Main points
- Mobile money services have risen to prominence in recent years – and especially since the COVID-19 lockdowns – as a means of replacing cash in financial transactions without relying on formal bank accounts, particularly in low and middle-income countries.
- Mobile money services refer to a mobile-phone based financial service that enables digital money transfers, payments and storage. Mobile money services are primarily designed for people who lack formal bank accounts.
- The adoption of mobile money offers underserved populations a convenient and affordable way to conduct secure transfers and payments, while also providing a safe and private means of storing funds. As users become registered and integrated into mobile financial ecosystems, they often gain a pathway to more advanced formal financial services accessed directly through their mobile phones, such as savings accounts, microcredit or insurance products.

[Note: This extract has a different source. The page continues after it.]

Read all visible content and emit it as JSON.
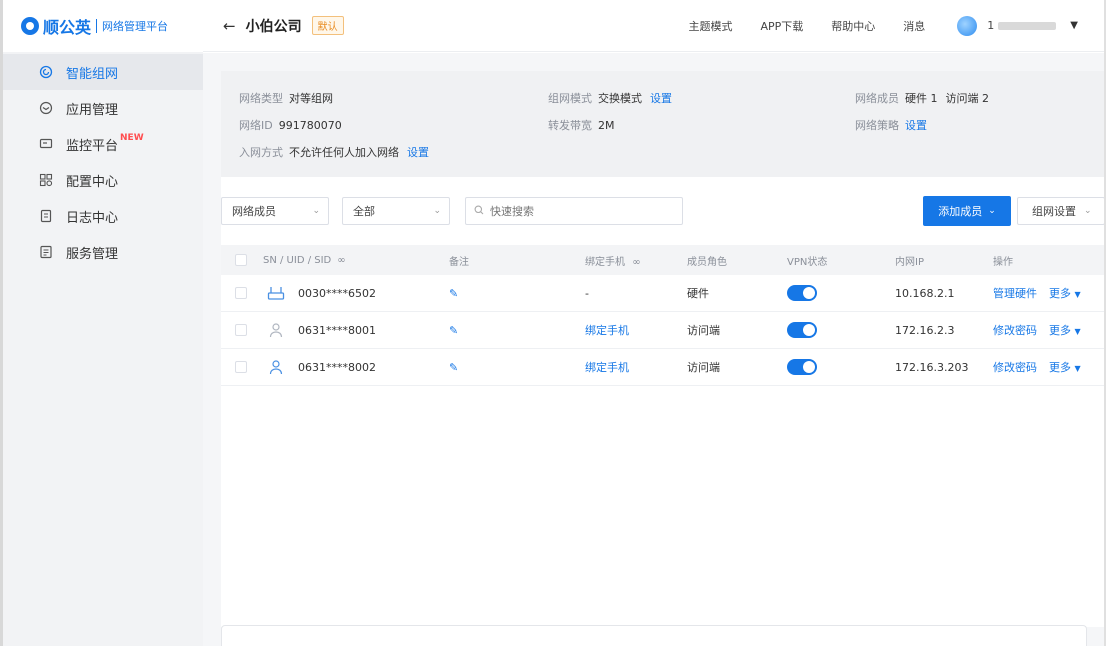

- In order to design appropriate risk-based AML/CFT measures, all actors involved in the regulatory action should first understand the distinct features of mobile money services, including their specific advantages, risks and the safeguards needed to address those risks, based on a national risk assessments and understanding the particular risks faced by the jurisdiction.

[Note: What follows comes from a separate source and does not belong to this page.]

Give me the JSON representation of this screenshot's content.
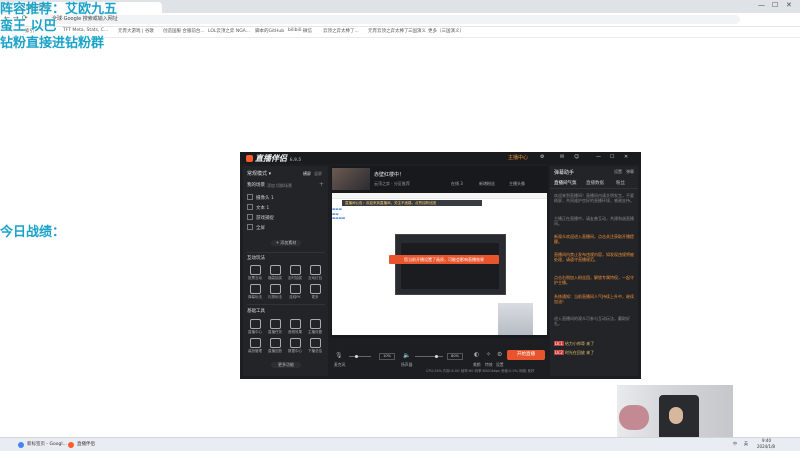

- Countries must balance the need to regulate mobile money services to minimise their ML and FT risks while considering financial inclusion. Over-regulation could lead to financial exclusion, hampering financial integrity, imposing an unnecessary burden on the stakeholders and actors involved.
- Authorities in low-income countries face additional barriers to effective regulation and supervision of mobile money due to challenges such as a lack of full formal identification systems, limited financial literacy in the population and resource constraints.